L’Italia è una mera espressione geografica?

L’Italia è ancora come la lasciai, ancora polvere sulle strade, ancora truffe al forestiero, si presenti come vuole. Onestà tedesca ovunque cercherai invano, c’è vita e animazione qui, ma non ordine e disciplina; ognuno pensa per sé, è vano, dell’altro diffida, e i capi dello Stato, pure loro, pensano solo per sé

Johann Wolfgang Goethe

Eppure, chi l’avrebbe mai detto! Da mera “espressione geografica”, l’Italia è divenuta una nazione con un certo peso specifico nel quadro dell’economia.  Era il diciassette marzo del 1861 quando, a seguito della seconda guerra di indipendenza, nasceva lo Stato Italiano, divenendo, quindi, a tutti gli effetti una vera e propria nazione.

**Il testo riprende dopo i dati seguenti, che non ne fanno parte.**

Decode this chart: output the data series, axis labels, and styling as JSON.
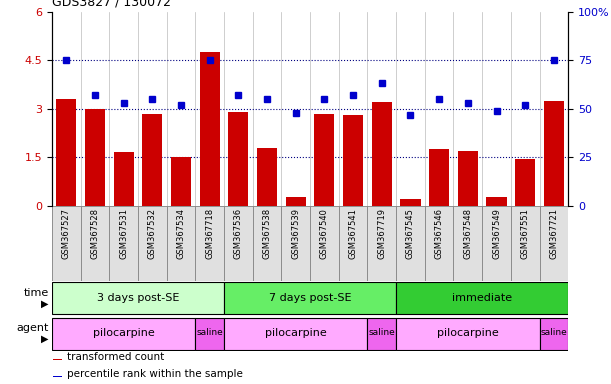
{
  "title": "GDS3827 / 130072",
  "samples": [
    "GSM367527",
    "GSM367528",
    "GSM367531",
    "GSM367532",
    "GSM367534",
    "GSM367718",
    "GSM367536",
    "GSM367538",
    "GSM367539",
    "GSM367540",
    "GSM367541",
    "GSM367719",
    "GSM367545",
    "GSM367546",
    "GSM367548",
    "GSM367549",
    "GSM367551",
    "GSM367721"
  ],
  "bar_values": [
    3.3,
    3.0,
    1.65,
    2.85,
    1.5,
    4.75,
    2.9,
    1.8,
    0.28,
    2.85,
    2.82,
    3.2,
    0.22,
    1.75,
    1.68,
    0.28,
    1.45,
    3.25
  ],
  "dot_values": [
    75,
    57,
    53,
    55,
    52,
    75,
    57,
    55,
    48,
    55,
    57,
    63,
    47,
    55,
    53,
    49,
    52,
    75
  ],
  "bar_color": "#cc0000",
  "dot_color": "#0000cc",
  "ylim_left": [
    0,
    6
  ],
  "ylim_right": [
    0,
    100
  ],
  "yticks_left": [
    0,
    1.5,
    3.0,
    4.5,
    6.0
  ],
  "yticks_right": [
    0,
    25,
    50,
    75,
    100
  ],
  "ytick_labels_left": [
    "0",
    "1.5",
    "3",
    "4.5",
    "6"
  ],
  "ytick_labels_right": [
    "0",
    "25",
    "50",
    "75",
    "100%"
  ],
  "hlines": [
    1.5,
    3.0,
    4.5
  ],
  "time_groups": [
    {
      "label": "3 days post-SE",
      "start": 0,
      "end": 5,
      "color": "#ccffcc"
    },
    {
      "label": "7 days post-SE",
      "start": 6,
      "end": 11,
      "color": "#66ee66"
    },
    {
      "label": "immediate",
      "start": 12,
      "end": 17,
      "color": "#33cc33"
    }
  ],
  "agent_groups": [
    {
      "label": "pilocarpine",
      "start": 0,
      "end": 4,
      "color": "#ffaaff"
    },
    {
      "label": "saline",
      "start": 5,
      "end": 5,
      "color": "#ee66ee"
    },
    {
      "label": "pilocarpine",
      "start": 6,
      "end": 10,
      "color": "#ffaaff"
    },
    {
      "label": "saline",
      "start": 11,
      "end": 11,
      "color": "#ee66ee"
    },
    {
      "label": "pilocarpine",
      "start": 12,
      "end": 16,
      "color": "#ffaaff"
    },
    {
      "label": "saline",
      "start": 17,
      "end": 17,
      "color": "#ee66ee"
    }
  ],
  "legend_items": [
    {
      "label": "transformed count",
      "color": "#cc0000"
    },
    {
      "label": "percentile rank within the sample",
      "color": "#0000cc"
    }
  ],
  "time_label": "time",
  "agent_label": "agent"
}
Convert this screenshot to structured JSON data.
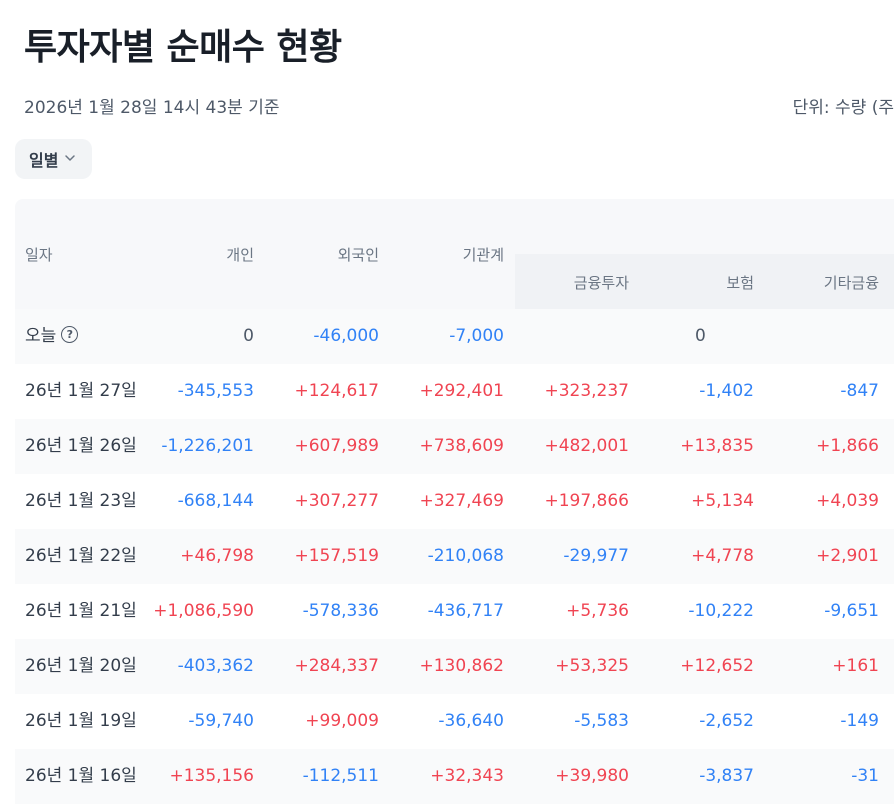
{
  "page": {
    "title": "투자자별 순매수 현황",
    "timestamp": "2026년 1월 28일 14시 43분 기준",
    "unit": "단위: 수량 (주"
  },
  "filter": {
    "period_label": "일별"
  },
  "colors": {
    "positive": "#f04452",
    "negative": "#3182f6"
  },
  "table": {
    "headers": {
      "date": "일자",
      "individual": "개인",
      "foreign": "외국인",
      "institution": "기관계",
      "financial": "금융투자",
      "insurance": "보험",
      "other_financial": "기타금융"
    },
    "today": {
      "label": "오늘",
      "help_icon": "question-circle-icon",
      "individual": "0",
      "foreign": "-46,000",
      "institution": "-7,000",
      "sub_total": "0"
    },
    "rows": [
      {
        "date": "26년 1월 27일",
        "individual": "-345,553",
        "foreign": "+124,617",
        "institution": "+292,401",
        "financial": "+323,237",
        "insurance": "-1,402",
        "other_financial": "-847"
      },
      {
        "date": "26년 1월 26일",
        "individual": "-1,226,201",
        "foreign": "+607,989",
        "institution": "+738,609",
        "financial": "+482,001",
        "insurance": "+13,835",
        "other_financial": "+1,866"
      },
      {
        "date": "26년 1월 23일",
        "individual": "-668,144",
        "foreign": "+307,277",
        "institution": "+327,469",
        "financial": "+197,866",
        "insurance": "+5,134",
        "other_financial": "+4,039"
      },
      {
        "date": "26년 1월 22일",
        "individual": "+46,798",
        "foreign": "+157,519",
        "institution": "-210,068",
        "financial": "-29,977",
        "insurance": "+4,778",
        "other_financial": "+2,901"
      },
      {
        "date": "26년 1월 21일",
        "individual": "+1,086,590",
        "foreign": "-578,336",
        "institution": "-436,717",
        "financial": "+5,736",
        "insurance": "-10,222",
        "other_financial": "-9,651"
      },
      {
        "date": "26년 1월 20일",
        "individual": "-403,362",
        "foreign": "+284,337",
        "institution": "+130,862",
        "financial": "+53,325",
        "insurance": "+12,652",
        "other_financial": "+161"
      },
      {
        "date": "26년 1월 19일",
        "individual": "-59,740",
        "foreign": "+99,009",
        "institution": "-36,640",
        "financial": "-5,583",
        "insurance": "-2,652",
        "other_financial": "-149"
      },
      {
        "date": "26년 1월 16일",
        "individual": "+135,156",
        "foreign": "-112,511",
        "institution": "+32,343",
        "financial": "+39,980",
        "insurance": "-3,837",
        "other_financial": "-31"
      }
    ]
  }
}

Da Advisor, rimango sempre sorpreso nel vedere l’evoluzione della economia in un arco temporale di poco superiore ai centocinquant’anni di vita. È innegabile, invero, come lo sviluppo del diritto, delle sue città e delle sue infrastrutture quali, ad esempio, strade, acquedotti, ponti, templi, teatri e terme, sia una derivazione di una impronta derivante direttamente dall’Impero Romano.

Tuttavia, dopo le invasioni barbariche di quello che era l’Impero Romano d’Occidente, fiorì una nuova civiltà che ha espresso istituzioni politiche come quelle dei Comuni, culturali come le Università ed economiche come le corporazioni. Fu proprio in quei periodi che sorsero economie avanzate, come le banche, le assicurazioni, che si svilupparono concetti quali il debito pubblico, i sistemi di contabilità a doppia entrata, e le prime forme di società per azioni.

Il conseguente successo economico degli Stati italiani della città del Rinascimento, trovò anche la massima espressione nell’abbondanza di grandi palazzi e di chiese. Tale leadership, non poté, ovviamente, essere mantenuta all’infinito. Infatti, a partire dal XVI secolo vi fu un lento declino.

Quindi, l’inizio del nuovo regno nel 1861 è stato una magnifica occasione per un Risorgimento non solo in politica, ma anche in campo economico.

Da Advisor, sottolineo come il nuovo Stato iniziò con il piede giusto, mettendo in atto una nuova normativa nel settore finanziario, fiscale, commerciale ed educativo, allineandoli con gli standard degli Stati europei più avanzati del tempo.

Il quadro generale, comunque, era abbastanza a fosche tinte. Non per nulla, lo sviluppo delle imprese fu lungo anche a causa di tutta una serie di motivi pratici come, ad esempio, il fatto che le riserve di carbone erano praticamente inesistenti e solo una piccola quantità di minerale di ferro poteva essere estratta.  Oltre a ciò porti e ferrovie dovevano essere ampliati e, il più delle volte, letteralmente creati.

Di contro, la seta era un prodotto ben radicato, visto che costituiva la metà delle esportazioni italiane al momento della sua unificazione. Anche il sistema bancario appariva ben organizzato e sviluppato.

Quindi, in sostanza, il vero decollo industriale dell’economia italiana, si ebbe tra la fine del XIX secolo e la Prima Guerra Mondiale, anche grazie all’utilizzo della potenza della energia idroelettrica. In sostanza, l’Italia si era mostrata una nazione dinamica nella maggior parte dei settori industriali, con particolare successo in ingegneria e nella produzione di energia idroelettrica.

Eppure, proprio a questo punto emerse una impasse nell’economia italiana, un qualcosa che si è dimostrato resistente a qualsiasi soluzione anche ad oggi.

Le economie del cosiddetto triangolo industriale, ovvero, Milano-Torino-Genova erano decollate, come la restante parte del Nord. Un fenomeno che, se era seguito, ad una certa distanza del Centro del paese, mostrava un Sud restare fortemente indietro evidenziando, di conseguenza, una incapacità nel reagire positivamente alle nuove opportunità economiche.

Non a caso, le cause di questa performance differenziale lungo le linee geografiche sono ancora oggi oggetto di accesi dibattiti e non vi è neppure alcun abbozzo di consenso unanime su quali siano i reali motivi di tutto ciò.